Note that we also included the curve corresponding to $O(n\log n)$ in the following figure. However, we are aware that this is an asymptotic behavior on an abstract machine, but do not take into account some hardware effects, such has cache optimization.

t_df[['Cython_1', 'Cython_2', 'Cython_3', 'NumPy']]

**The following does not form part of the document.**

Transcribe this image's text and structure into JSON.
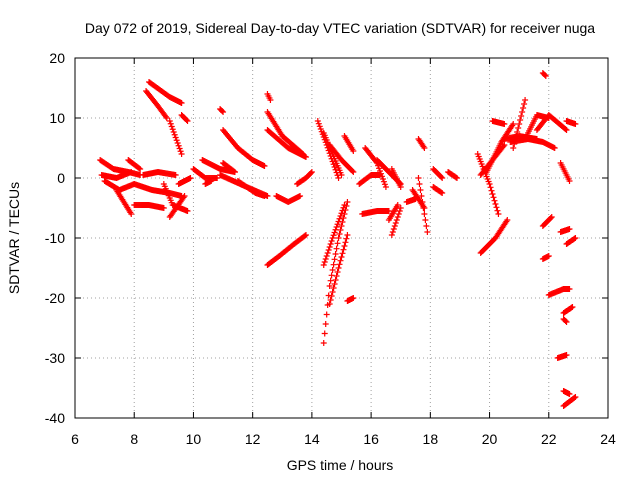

	Cython_1	Cython_2	Cython_3	NumPy
10	3.915e-06	3.908e-06	1.663e-06	1.737e-06
100	5.111e-06	4.890e-06	5.054e-06	2.977e-06
1000	5.326e-05	5.319e-05	7.090e-05	6.266e-05
10000	8.942e-04	9.227e-04	8.871e-04	9.634e-04
100000	1.202e-02	1.200e-02	1.272e-02	1.315e-02
1000000	1.779e-01	1.735e-01	2.202e-01	1.973e-01
10000000	2.666e+00	2.654e+00	4.641e+00	3.066e+00
100000000	3.740e+01	3.695e+01	7.699e+01	4.161e+01
1000000000	4.547e+02	4.536e+02	1.059e+03	4.142e+02

ax = t_df.plot(loglog=True, figsize=(12, 12), ms=10, alpha=0.6)
markers = ("o", "v", "^", "<", ">", "s", "p", "P", "*", "h", "X", "D", ".")
for i, line in enumerate(ax.get_lines()):
    marker = markers[i]
    line.set_marker(marker)
plt.legend()
plt.grid("on")
_ = ax.set(
    title="Timing comparison between Cython and NumPy heapsort",
    xlabel="Array length (log scale)",
    ylabel="Elapsed_time [s] (log scale)",
)

Timings

Reference

[1] William H. Press, Saul A. Teukolsky, William T. Vetterling, and Brian P. Flannery. 1992. Numerical recipes in C (2nd ed.): the art of scientific computing. Cambridge University Press, USA.